I was an academic H1-B for a while, and got a pretty good view of the hoops that my host university had to go through to do it, so I understand about the hassle and expense referred to in the article. The consensus where I did this was that the regulatory burden was mostly due to the corporate history of cheating, and they resented it a fair amount, but they were also pretty much terrified of screwing it up, even accidentally, because this might jeopardize their numerous federal grants. They were very, very careful to comply with all the regs.

If we could find a way to put that kind of fear into the corporate types, this problem would go away.

Comment Re:This is silly.... but unfortunately that is.... (Score 1) 61

You're assuming that the fault lies entirely with the "stupid" consumer if they don't get what they want, even in the face of deliberate attempts to deceive them.
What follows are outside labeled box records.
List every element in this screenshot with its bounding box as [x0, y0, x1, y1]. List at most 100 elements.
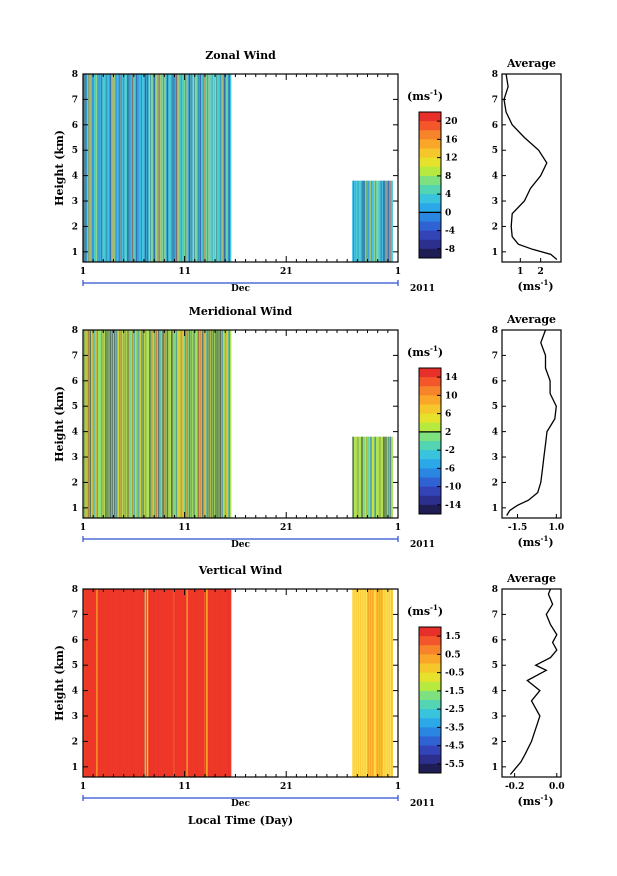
x-tick-label: 21: [280, 267, 293, 277]
data-stripe: [129, 330, 131, 518]
colorbar-cell: [419, 718, 441, 728]
data-stripe: [363, 589, 365, 777]
colorbar-label: 6: [445, 410, 451, 420]
data-stripe: [376, 180, 378, 262]
data-stripe: [140, 330, 142, 518]
data-stripe: [162, 330, 164, 518]
plot-frame: [82, 73, 399, 263]
data-stripe: [164, 589, 166, 777]
data-stripe: [129, 589, 131, 777]
data-stripe: [101, 330, 103, 518]
profile-y-tick-label: 1: [492, 763, 498, 773]
profile-x-tick-label: 1: [517, 267, 523, 277]
data-stripe: [208, 330, 210, 518]
data-stripe: [180, 74, 182, 262]
profile-x-tick-label: 2: [538, 267, 544, 277]
profile-x-tick-label: -1.5: [508, 523, 527, 533]
data-stripe: [369, 589, 372, 777]
data-stripe: [158, 330, 160, 518]
data-stripe: [127, 330, 129, 518]
data-stripe: [363, 180, 365, 262]
data-stripe: [85, 74, 87, 262]
profile-y-tick-label: 8: [492, 70, 498, 80]
colorbar-cell: [419, 431, 441, 442]
data-segment: [83, 589, 232, 777]
data-stripe: [224, 330, 226, 518]
data-stripe: [114, 330, 116, 518]
data-stripe: [362, 180, 363, 262]
data-stripe: [142, 330, 144, 518]
colorbar-label: -6: [445, 464, 455, 474]
data-stripe: [162, 589, 164, 777]
data-stripe: [217, 330, 219, 518]
colorbar-label: 0.5: [445, 650, 461, 660]
colorbar-cell: [419, 727, 441, 737]
data-stripe: [385, 180, 387, 262]
average-profile: Average 1 2 3 4 5 6 7 8 -1.5 1.0(ms-1): [492, 313, 564, 549]
data-stripe: [177, 74, 179, 262]
data-stripe: [374, 589, 376, 777]
profile-y-tick-label: 3: [492, 197, 498, 207]
data-stripe: [144, 589, 146, 777]
data-stripe: [85, 330, 87, 518]
data-stripe: [358, 436, 361, 518]
data-stripe: [228, 589, 230, 777]
x-tick-label: 1: [395, 782, 401, 792]
data-stripe: [193, 330, 195, 518]
colorbar-label: 16: [445, 135, 458, 145]
y-tick-label: 2: [72, 737, 78, 747]
data-stripe: [219, 330, 221, 518]
colorbar-cell: [419, 636, 441, 646]
colorbar-cell: [419, 486, 441, 497]
data-stripe: [206, 330, 208, 518]
colorbar-label: 0: [445, 208, 451, 218]
colorbar-label: -8: [445, 245, 455, 255]
data-stripe: [144, 330, 146, 518]
data-stripe: [85, 589, 87, 777]
data-stripe: [358, 180, 361, 262]
y-axis-label: Height (km): [53, 386, 66, 462]
profile-y-tick-label: 8: [492, 585, 498, 595]
colorbar-cell: [419, 495, 441, 506]
x-tick-label: 11: [178, 782, 191, 792]
data-stripe: [131, 74, 133, 262]
x-tick-label: 11: [178, 267, 191, 277]
profile-y-tick-label: 3: [492, 712, 498, 722]
colorbar-unit: (ms-1): [407, 344, 443, 359]
data-stripe: [206, 589, 208, 777]
data-stripe: [100, 74, 102, 262]
data-stripe: [354, 436, 356, 518]
data-stripe: [109, 589, 111, 777]
profile-y-tick-label: 5: [492, 402, 498, 412]
data-stripe: [207, 330, 208, 518]
profile-y-tick-label: 6: [492, 636, 498, 646]
profile-line: [506, 329, 557, 516]
y-tick-label: 5: [72, 661, 78, 671]
data-stripe: [87, 330, 89, 518]
data-stripe: [128, 330, 129, 518]
colorbar-label: 10: [445, 391, 458, 401]
data-stripe: [361, 180, 363, 262]
data-stripe: [190, 74, 193, 262]
data-stripe: [185, 74, 186, 262]
data-stripe: [182, 74, 184, 262]
data-stripe: [168, 74, 171, 262]
profile-y-tick-label: 5: [492, 146, 498, 156]
data-stripe: [378, 589, 381, 777]
y-tick-label: 2: [72, 222, 78, 232]
data-stripe: [199, 74, 201, 262]
data-stripe: [365, 589, 367, 777]
data-stripe: [375, 180, 376, 262]
profile-y-tick-label: 7: [492, 610, 498, 620]
data-stripe: [96, 330, 98, 518]
data-stripe: [167, 74, 169, 262]
data-stripe: [133, 74, 135, 262]
colorbar-label: 20: [445, 117, 458, 127]
x-tick-label: 1: [80, 267, 86, 277]
profile-y-tick-label: 2: [492, 737, 498, 747]
data-stripe: [119, 74, 120, 262]
data-stripe: [168, 330, 171, 518]
data-stripe: [173, 330, 175, 518]
data-stripe: [138, 330, 140, 518]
I think this neglects a rather obvious imbalance of power between a fraudulent seller, who (presumably) stands to gain a lot from the (again, presumably) numerous known fraudulent transactions he will make, versus the consumer, for whom this is only one transaction out of many of different types, and who faces the task of proving a negative in order to ensure that he is not being swindled (and gets called "stupid" on web forums if he fails).

In this particular case, it seems very clear to me that requiring vendors to be held accountable to a third party for the basic honesty of their claims is both reasonable and economically efficient -- if customers have confidence that they can believe reasonable claims in advertisements, the time costs of product selection and consumption are greatly reduced, and customers and vendors both benefit from the correspondingly greater rate of transactions. In principle, there is no particular reason why the third party in question has to be the government, it could be a private reporting bureau of some kind. There are advantages to having a government role, they have better access to commercial data, and a pre-existing enforcement mechanism, and it's not obviously a crime against liberty for them to play this role. When benefits of actions are societal, as is often the case for confidence-increasing measures, it seems reasonable for society to act through governmental mechanisms to secure these benefits.

Or so it seems to me, anyways. We don't have to make laws to protect people from their own stupidity, but at least in the case of truth-in-advertising, it's economically beneficial and compassionate to do so.